Ungefähr beim dritten Stück Kuchen unterbrach Magnus den Bericht über Ottos Sommeraufenthalt auf Gran Canaria. Der Alte schmatzte, hörte aber aufmerksam zu, als Magnus das Thema anschnitt, dessentwegen er eigentlich gekommen war.

»Oh … Der Mord an dem armen Vollzugsbeamten. Wirklich schlimm. Ich war zu der Zeit nicht zu Hause, und darüber kann dieser Stig Hellum echt froh sein, das will ich Ihnen mal sagen. Wenn ich das mitbekommen hätte, dann hätte ich ihm schon gezeigt, wo der Hammer hängt.« Otto Stenersen klopfte mit einem Finger ans Fenster. »Das war nämlich genau hier unten an der Straße. Aber wenn er jetzt zurück ist, müsst ihr ihn unbedingt verhaften! Solche Leute kann man doch nicht frei rumlaufen lassen.«

»Ich habe schon gehört, dass Sie das meiste von dem mitbekommen, was hier so in der Gegend passiert.«

»Ich, ja! Jaja. Diese hier«, er zeigte auf seine Augen, »und der da«, er legte den Finger an den Kopf, »sind eigentlich noch völlig in Ordnung.« Er strich sich mit zwei Fingern übers Ohr. »Die hier übrigens auch.«

Magnus schob seine Kaffeetasse zur Seite.

»Wir wissen auch, dass Sie an dem Montag einen Schlaganfall hatten.«

Otto Stenersen nickte mit ernster Miene. »Stimmt. Ich wusste gar nicht, wie ernst die Sache war. Ich hatte bloß plötzlich das Gefühl, betrunken zu sein, und das kam mir seltsam vor, da ich doch seit über dreißig Jahren keinen Tropfen Alkohol mehr angerührt hatte. Na, und dann habe ich Aud angerufen und gefragt, was wohl mit mir nicht stimmen könnte. Sie hat nicht mal geantwortet, hat bloß aufgelegt und kam zu mir runtergelaufen, während sie den Notarzt rief. Aud war früher Krankenschwester, sie wusste also, was los war. Dann ging’s sofort ins Krankenhaus.

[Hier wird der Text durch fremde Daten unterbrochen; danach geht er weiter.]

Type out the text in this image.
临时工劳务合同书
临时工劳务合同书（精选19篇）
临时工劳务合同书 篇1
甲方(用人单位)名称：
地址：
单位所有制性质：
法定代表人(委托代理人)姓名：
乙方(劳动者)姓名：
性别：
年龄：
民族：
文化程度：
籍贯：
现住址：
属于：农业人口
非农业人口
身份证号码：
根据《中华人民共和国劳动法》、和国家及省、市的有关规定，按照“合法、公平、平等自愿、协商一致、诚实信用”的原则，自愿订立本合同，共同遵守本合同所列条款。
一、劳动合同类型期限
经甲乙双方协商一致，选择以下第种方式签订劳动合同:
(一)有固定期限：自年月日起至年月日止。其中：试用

Mit Blaulicht und allen Schikanen. Viel weiß ich nicht mehr, aber Aud hat mir hinterher alles erzählt.«

»Ja, ich versteh schon, dass es schwierig sein kann, sich an etwas zu erinnern, besonders wenn man bedenkt, was Ihnen da passiert ist. Sie waren dann ja abends nicht zu Hause, a…«

»Abends zu Hause?« Der Alte lachte schallend. »Ich war sieben Wochen nicht zu Hause.«

»Nein. Aber an den Tagen vorher. Können Sie sich erinnern, ob da irgendwas Besonderes passiert ist?«

»Was meinen Sie denn?«

»Ich wollte nur wissen, ob Ihnen in den Tagen vorher irgendetwas Ungewöhnliches aufgefallen ist.«

Otto Stenersen spitzte den intakten Teil seines Mundes.

»Nein. Aber ich kann im Buch nachsehen.«

»Im Buch?«

Otto Stenersen stützte sich am Tisch ab und durchquerte dann mit kleinen Schritten die Küche. Magnus sah ihn im Wohnzimmer verschwinden und dachte, dass der alte Mann es nicht verdient hatte, alleine alt zu werden.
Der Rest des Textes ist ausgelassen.